Beginning in perhaps the mid-13th century, Hizan was the capital of a Kurdish emirate. Probably during the 15th and 16th centuries, the emirs had the resources to undertake a rebuilding of the town's fortifications. Also around this time, the emir Dawud had the town's medrese built. Located at the center of the old town, the medrese is now used as a hospital and morgue.

At the beginning of the Ottoman rule of Hizan, the town served as an imperial mint. Some of the town's fortifications were also built during this time.

== Government ==
In the local elections in March 2024, Yahya Şam from the Justice and Development Party (AK Party) was elected mayor.

=== Education ===
In the district exists the Hizan Public Education Center, where several courses are offered.

==== Curfews ====
In the villages of the district, several curfews were announced and imposed by the Governor of Bitlis Province.

== Demographics ==
In 1895 the district of Hizan counted dozens of Armenian villages. The majority of the Christian Armenian population was either killed or forced to convert to Islam, according to the Catholikos of Aghtamar. In the records of the Ottoman Government, in 1914 the population was 70% Muslim and 30% Christian. The Christian population may have been underestimated by the Ottoman authorities and the actual proportion could be over 50%. On the eve of the First World War, the Armenian Patriarchate of Constantinople recorded 8,207 Armenians in 76 localities in the kaza, with 48 churches, ten monasteries and 14 schools. In 1915, the nahiye of Sparkert (today Sağınlı and Sürücüler) had a population of 4,000, including 2,600 Armenians, maintaining the monasteries of Bazenits (Bazmenits), Surb Astvatsatsin (Holy Mother of God), Geghis, Surb Kirakos, Surb Gevorg of Shirin (Surb Skavarak), Sorva, Surb Astvatsatsin (Holy Mother of God; Nzar).
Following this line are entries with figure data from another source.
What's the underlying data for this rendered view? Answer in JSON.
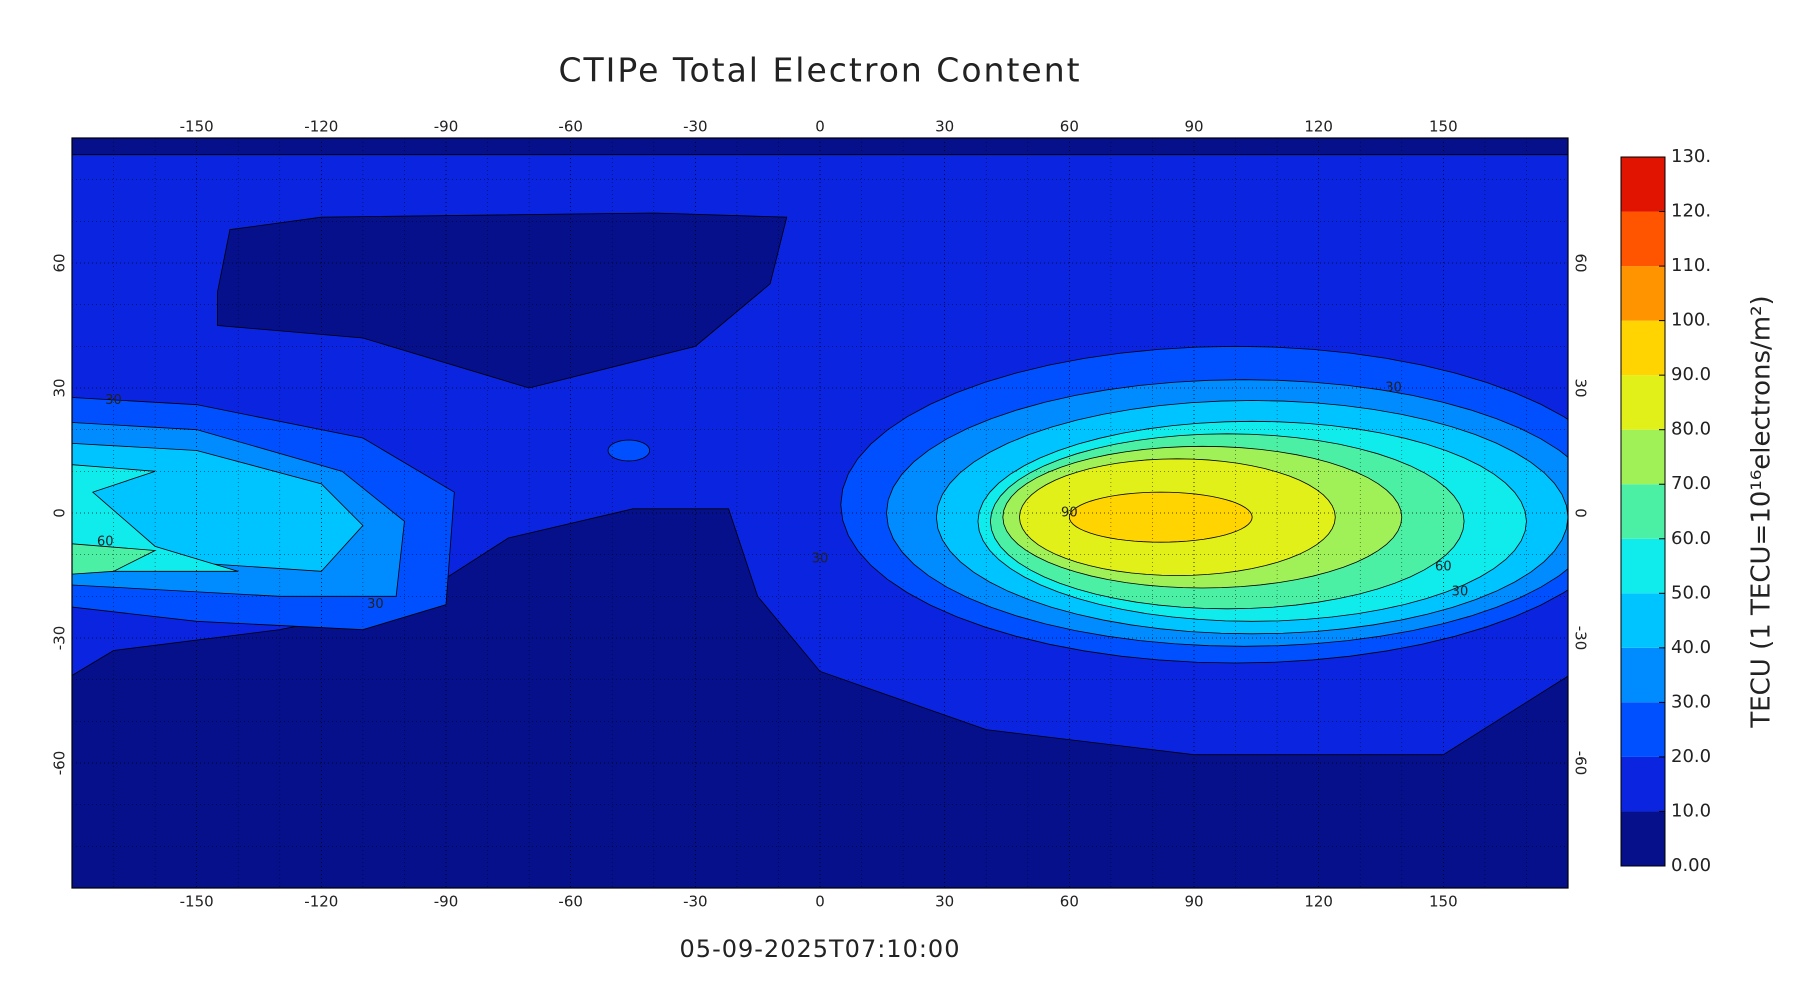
{
  "chart_data": {
    "type": "contour-map",
    "title": "CTIPe Total Electron Content",
    "timestamp": "05-09-2025T07:10:00",
    "xlim": [
      -180,
      180
    ],
    "ylim": [
      -90,
      90
    ],
    "xticks": [
      -150,
      -120,
      -90,
      -60,
      -30,
      0,
      30,
      60,
      90,
      120,
      150
    ],
    "yticks": [
      -60,
      -30,
      0,
      30,
      60
    ],
    "grid": true,
    "contour_labels": [
      30,
      60,
      30,
      90,
      30,
      30,
      60,
      30
    ],
    "colorbar": {
      "label": "TECU (1 TECU=10¹⁶electrons/m²)",
      "lim": [
        0,
        130
      ],
      "ticks": [
        {
          "value": 0,
          "label": "0.00"
        },
        {
          "value": 10,
          "label": "10.0"
        },
        {
          "value": 20,
          "label": "20.0"
        },
        {
          "value": 30,
          "label": "30.0"
        },
        {
          "value": 40,
          "label": "40.0"
        },
        {
          "value": 50,
          "label": "50.0"
        },
        {
          "value": 60,
          "label": "60.0"
        },
        {
          "value": 70,
          "label": "70.0"
        },
        {
          "value": 80,
          "label": "80.0"
        },
        {
          "value": 90,
          "label": "90.0"
        },
        {
          "value": 100,
          "label": "100."
        },
        {
          "value": 110,
          "label": "110."
        },
        {
          "value": 120,
          "label": "120."
        },
        {
          "value": 130,
          "label": "130."
        }
      ],
      "colors": [
        "#06108a",
        "#0a24e0",
        "#0050ff",
        "#008cff",
        "#00c4ff",
        "#10ecec",
        "#4cf0a4",
        "#a0f058",
        "#e0f018",
        "#ffd400",
        "#ff9400",
        "#ff5400",
        "#e01400"
      ]
    }
  }
}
According to Russian brigadier general Vladimir Teofilovich Mayevski, many Armenians in Hizan didn't speak Armenian but Kurdish.

Mother tongue, Hizan District, 1927 Turkish census
| Turkish | Arabic | Kurdish | Circassian | Armenian | Unknown or other languages |
|---|---|---|---|---|---|
| 196 | 515 | 8,211 | – | – | – |

Religion, Hizan District, 1927 Turkish census
| Muslim | Armenian | Jewish | Other Christian |
|---|---|---|---|
| 8,408 | – | – | – |

==Climate==

Climate data for Hizan
| Month | Jan | Feb | Mar | Apr | May | Jun | Jul | Aug | Sep | Oct | Nov | Dec | Year |
| Mean daily maximum °C (°F) | 2.1 (35.8) | 3.4 (38.1) | 7.4 (45.3) | 13.6 (56.5) | 19.6 (67.3) | 26.0 (78.8) | 30.7 (87.3) | 30.6 (87.1) | 26.3 (79.3) | 18.6 (65.5) | 10.9 (51.6) | 4.6 (40.3) | 16.2 (61.1) |
| Mean daily minimum °C (°F) | −3.7 (25.3) | −4.5 (23.9) | −0.4 (31.3) | 4.4 (39.9) | 8.7 (47.7) | 13.0 (55.4) | 16.9 (62.4) | 16.6 (61.9) | 12.8 (55.0) | 7.6 (45.7) | 2.2 (36.0) | −1.9 (28.6) | 6.0 (42.8) |
| Average precipitation mm (inches) | 103 (4.1) | 117 (4.6) | 119 (4.7) | 122 (4.8) | 74 (2.9) | 18 (0.7) | 4 (0.2) | 3 (0.1) | 10 (0.4) | 71 (2.8) | 104 (4.1) | 108 (4.3) | 853 (33.6) |
Source: Climate-data.org

== Notable people ==

- Badh ibn Dustak (died 991), Kurdish tribal leader and Founder of the Marwanid Dynasty
- Xelîlê Sêrtî (1754–1843), Kurdish mullah and author most known for his contributions to the Kurdish madrasas.